Im sogenannten Junior-Team der Bucca­neers spielen seit 2003 Jugendliche zwi­schen 16 und 19 Jahren, für die Älteren wurde 2010 ein eigenes Senior-Team ge­schaffen. Dazu kam im selben Jahr ein Flag Football Team dazu. Bei dieser Variante des American Football geht es etwas kon­taktärmer zu als beim traditionellen Spiel mit Helm, Mundschutz und Schulter­rüs­tung. Geplant ist möglichst bald auch die Gründung eines Bambini-Teams, erzählt der Trainer: „Dadurch könnten wir schon die ganz Jungen abholen und vielleicht dafür sorgen, dass sie gar nicht erst auf einen falschen Weg geraten.“ Anerkennung bekommt Milligan nicht nur von Trainern oder Spielern anderer American-Football-Clubs. Langjährige Freundschaften verbin­den ihn auch mit Profis aus anderen Sport­arten. Einige von ihnen teilen seine Begeis­terung für das Spiel mit dem ovalen Leder. Etwa Michél Mazingu-Dinzey, ehema­li­ger Spieler des FC St. Pauli. Wie Mil­lig­an ist er sozial engagiert, unterstützt seit kurz­em die Buccaneers aber auch aktiv - und hilft als Kicker und Punter im Herren­team der Kiez-Footballer aus. 
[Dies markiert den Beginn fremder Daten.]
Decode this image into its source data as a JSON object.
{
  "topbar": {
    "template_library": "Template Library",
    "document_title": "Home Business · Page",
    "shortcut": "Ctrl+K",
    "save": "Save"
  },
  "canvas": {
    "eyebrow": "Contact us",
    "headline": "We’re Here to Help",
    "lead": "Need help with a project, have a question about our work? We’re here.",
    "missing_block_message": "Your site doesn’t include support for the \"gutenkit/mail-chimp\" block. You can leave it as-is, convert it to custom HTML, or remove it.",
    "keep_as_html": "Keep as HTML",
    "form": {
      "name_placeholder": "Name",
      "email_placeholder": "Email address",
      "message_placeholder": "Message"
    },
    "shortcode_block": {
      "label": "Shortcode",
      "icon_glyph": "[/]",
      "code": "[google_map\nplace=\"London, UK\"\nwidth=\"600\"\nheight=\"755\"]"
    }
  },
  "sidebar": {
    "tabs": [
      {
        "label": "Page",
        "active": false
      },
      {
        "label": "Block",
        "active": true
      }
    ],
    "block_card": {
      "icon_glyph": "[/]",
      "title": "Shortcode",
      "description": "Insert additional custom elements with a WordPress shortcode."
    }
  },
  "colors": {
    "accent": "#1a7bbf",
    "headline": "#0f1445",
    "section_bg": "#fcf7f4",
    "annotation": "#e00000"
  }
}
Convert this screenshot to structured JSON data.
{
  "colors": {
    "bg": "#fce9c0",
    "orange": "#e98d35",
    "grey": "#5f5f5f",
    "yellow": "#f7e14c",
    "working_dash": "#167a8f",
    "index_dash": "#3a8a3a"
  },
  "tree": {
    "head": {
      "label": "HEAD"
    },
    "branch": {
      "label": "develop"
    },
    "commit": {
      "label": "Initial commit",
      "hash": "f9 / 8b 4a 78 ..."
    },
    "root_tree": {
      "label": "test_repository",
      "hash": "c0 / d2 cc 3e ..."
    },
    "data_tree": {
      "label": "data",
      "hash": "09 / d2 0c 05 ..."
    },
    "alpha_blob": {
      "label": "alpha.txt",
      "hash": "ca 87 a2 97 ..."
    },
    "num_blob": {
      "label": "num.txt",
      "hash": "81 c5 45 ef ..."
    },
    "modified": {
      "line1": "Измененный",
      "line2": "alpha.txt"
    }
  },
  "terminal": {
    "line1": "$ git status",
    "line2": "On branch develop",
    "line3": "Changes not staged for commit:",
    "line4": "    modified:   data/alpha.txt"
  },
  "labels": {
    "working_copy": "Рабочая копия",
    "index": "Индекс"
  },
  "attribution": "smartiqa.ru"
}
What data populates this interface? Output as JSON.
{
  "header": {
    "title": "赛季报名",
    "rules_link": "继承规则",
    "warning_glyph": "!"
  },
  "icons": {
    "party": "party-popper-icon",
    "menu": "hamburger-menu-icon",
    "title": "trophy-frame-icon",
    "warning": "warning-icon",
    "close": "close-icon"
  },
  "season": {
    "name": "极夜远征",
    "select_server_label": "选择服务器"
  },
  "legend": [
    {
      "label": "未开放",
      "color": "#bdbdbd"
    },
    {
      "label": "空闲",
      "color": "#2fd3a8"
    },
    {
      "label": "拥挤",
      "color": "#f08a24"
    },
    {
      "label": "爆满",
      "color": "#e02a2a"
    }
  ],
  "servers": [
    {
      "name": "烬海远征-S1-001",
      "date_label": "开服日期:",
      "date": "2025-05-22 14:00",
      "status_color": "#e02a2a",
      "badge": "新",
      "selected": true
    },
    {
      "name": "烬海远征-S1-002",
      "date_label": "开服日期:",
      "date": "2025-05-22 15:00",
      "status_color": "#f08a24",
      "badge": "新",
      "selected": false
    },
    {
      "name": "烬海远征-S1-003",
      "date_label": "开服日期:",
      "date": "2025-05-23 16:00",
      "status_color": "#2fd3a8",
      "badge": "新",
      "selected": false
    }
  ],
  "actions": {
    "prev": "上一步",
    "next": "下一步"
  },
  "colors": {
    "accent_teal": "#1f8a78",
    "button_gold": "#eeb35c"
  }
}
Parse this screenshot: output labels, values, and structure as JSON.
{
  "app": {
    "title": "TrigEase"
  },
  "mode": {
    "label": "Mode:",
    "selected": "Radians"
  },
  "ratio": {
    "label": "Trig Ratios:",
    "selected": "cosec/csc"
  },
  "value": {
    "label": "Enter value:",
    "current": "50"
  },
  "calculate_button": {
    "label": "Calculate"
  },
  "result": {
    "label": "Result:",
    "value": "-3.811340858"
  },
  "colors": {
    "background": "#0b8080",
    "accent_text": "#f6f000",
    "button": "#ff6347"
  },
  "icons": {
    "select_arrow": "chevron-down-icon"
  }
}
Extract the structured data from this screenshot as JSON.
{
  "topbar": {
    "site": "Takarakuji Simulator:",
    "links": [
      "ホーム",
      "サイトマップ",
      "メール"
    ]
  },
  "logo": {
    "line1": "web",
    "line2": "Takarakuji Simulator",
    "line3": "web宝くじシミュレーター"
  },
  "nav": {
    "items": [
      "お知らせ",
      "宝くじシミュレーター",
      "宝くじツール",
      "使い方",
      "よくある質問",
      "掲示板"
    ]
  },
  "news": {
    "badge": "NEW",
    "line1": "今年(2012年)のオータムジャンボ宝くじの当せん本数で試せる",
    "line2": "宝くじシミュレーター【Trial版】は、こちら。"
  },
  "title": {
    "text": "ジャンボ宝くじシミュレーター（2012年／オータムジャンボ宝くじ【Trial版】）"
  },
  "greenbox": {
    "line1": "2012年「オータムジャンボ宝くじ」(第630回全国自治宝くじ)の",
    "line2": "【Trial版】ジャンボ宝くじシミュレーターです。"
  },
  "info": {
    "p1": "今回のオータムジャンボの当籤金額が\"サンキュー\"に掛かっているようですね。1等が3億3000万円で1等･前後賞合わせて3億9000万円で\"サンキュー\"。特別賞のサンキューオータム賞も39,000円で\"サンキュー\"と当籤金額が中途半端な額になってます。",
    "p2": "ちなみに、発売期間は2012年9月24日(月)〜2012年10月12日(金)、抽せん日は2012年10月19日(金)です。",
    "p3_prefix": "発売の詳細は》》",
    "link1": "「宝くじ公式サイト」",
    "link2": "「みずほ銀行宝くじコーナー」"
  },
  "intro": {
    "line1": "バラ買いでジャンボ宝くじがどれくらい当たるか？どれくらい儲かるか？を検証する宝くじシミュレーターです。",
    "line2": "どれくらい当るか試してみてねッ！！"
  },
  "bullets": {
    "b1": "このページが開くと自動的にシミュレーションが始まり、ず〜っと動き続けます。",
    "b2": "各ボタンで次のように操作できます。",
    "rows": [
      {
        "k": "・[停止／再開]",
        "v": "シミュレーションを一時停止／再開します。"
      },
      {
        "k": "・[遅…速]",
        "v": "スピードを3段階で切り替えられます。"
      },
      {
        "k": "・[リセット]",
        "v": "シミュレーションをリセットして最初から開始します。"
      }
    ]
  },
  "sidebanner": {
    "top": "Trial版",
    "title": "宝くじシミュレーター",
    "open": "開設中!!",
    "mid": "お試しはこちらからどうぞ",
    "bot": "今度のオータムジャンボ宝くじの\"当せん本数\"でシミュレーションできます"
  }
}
Trainingstag. Mitten in Hamburg. Über den Platz zwischen dem Musikbunker an der Feldstraße und dem Millerntor-Stadion hal­len laute, knappe Anweisungen der Coach­es. Das Team schwitzt und flucht in vielen unterschiedlichen Sprachen. Der muskelbe­packte 1,90-Meter-Riese aus Ghana ackert genau so wie der kleine schnelle Sprinter aus Südamerika. Deutsche, Polen, Türken üben Spielzüge, jagen mit dem eiförmigen Leder über den Kunstrasen. Es gibt Jubel, wenn einer einen Touchdown landet, das Ei sicher in die Endzone gebracht hat. Allein schafft das keiner. Das geht nur gemeinsam. Bei jedem Spiel haben sie die Totenkopf-Flag­ge des FC St. Pauli dabei. Und eine Nummer hat für sie eine besondere Bedeu­tung. Die 21. Sie steht für alle Nationen, aus denen die Buccaneers stammen. Und für die vielen unterschiedlichen Geschich­ten, die hinter ihnen liegen. Wohin die Rei­se eines Freibeuters geht, das weiß nie­mand. Denn den eigenen Kurs bestimmt jeder für sich. 

*Name geändert

Text: Noah Schwarz

Fotos: Holger Beck/HB-Fotografie

 

American Football - das Spiel mit dem Leder-Ei

Beim Fußball und American Football steh­en zwar jeweils elf Spieler pro Mannschaft auf dem Feld, doch die beiden Sportarten unterscheiden sich deutlich voneinander. So dauert die reine Spielzeit beim Spiel mit dem Helm und der Rüstung zwar nur 4x15 Minuten, aber durch Pausen und häufige Auszeiten kann es vom An- bis zum Ab­pfiff auch bis drei Stunden dauern. Die Mannschaftsstärke im American Football ist weitaus größer als beim Fußball. Bis zu 50 Spieler können pro Spiel gemeldet werden - und ausgewechselt wird oft. Viele Spezialisten kommen zum Zug. Alles beginnt mit dem Kickoff. Das Team im Ballbesitz, versucht, das Leder möglichst weit in die gegnerische Zone zu tragen. Ihm gegenüber steht die sogenannte Defense des anderen Teams, die alles daran setzt, Punkte des Gegners zu verhindern. Das Hauptziel dieser meist kräftigen und bulligen Spieler ist der gegnerische Ballträger. Wird er zu Fall gebracht (First Down), ändern sich die Rollen, und die Offense kommt von dem Punkt, an dem der gegnerische Angriff gestoppt wurde, zum Zug. Jetzt starten die schnellen und wendigen Spielern durch, ihr Ziel ist nun die Endzone des Gegners. Sie haben dabei vier Versuche, einen Raum­gewinn von mindestens zehn yards (9,14 Meter) zu erzielen. Nicht leicht, denn die Defense des anderen Teams wird ihre ganze Kraft daran setzen, dass es dazu nicht kom­mt. Punkte macht, wer das 400-Gramm-Lederei sicher in die gegnerische Endzone bringt. Für diesen sogenannten Touchdown gibt es sechs Punkte. Falls ein Touchdown nicht mehr erreichbar scheint, besteht die Möglichkeit zu einem Kick durch die geg­nerischen Torstangen, das sogenannte Field Goal. Auch nach einem Touchdown kann man den Punktestand noch erhöhen, falls der Kicker das Leder in das Tor mit den hohen Stangen schießt. Die Regeln sind kompliziert und vielseitig. Ebenfalls die Spielzüge. Einfach nur drauflos und den Gegner zu Fall bringen, reicht im American Football nicht. Neben physischer Stärke muss man auch mental den Überblick be­halten und je nach Anweisung des Trainers blitzschnell umschalten und eine neue Taktik anwenden können. Darum geht es.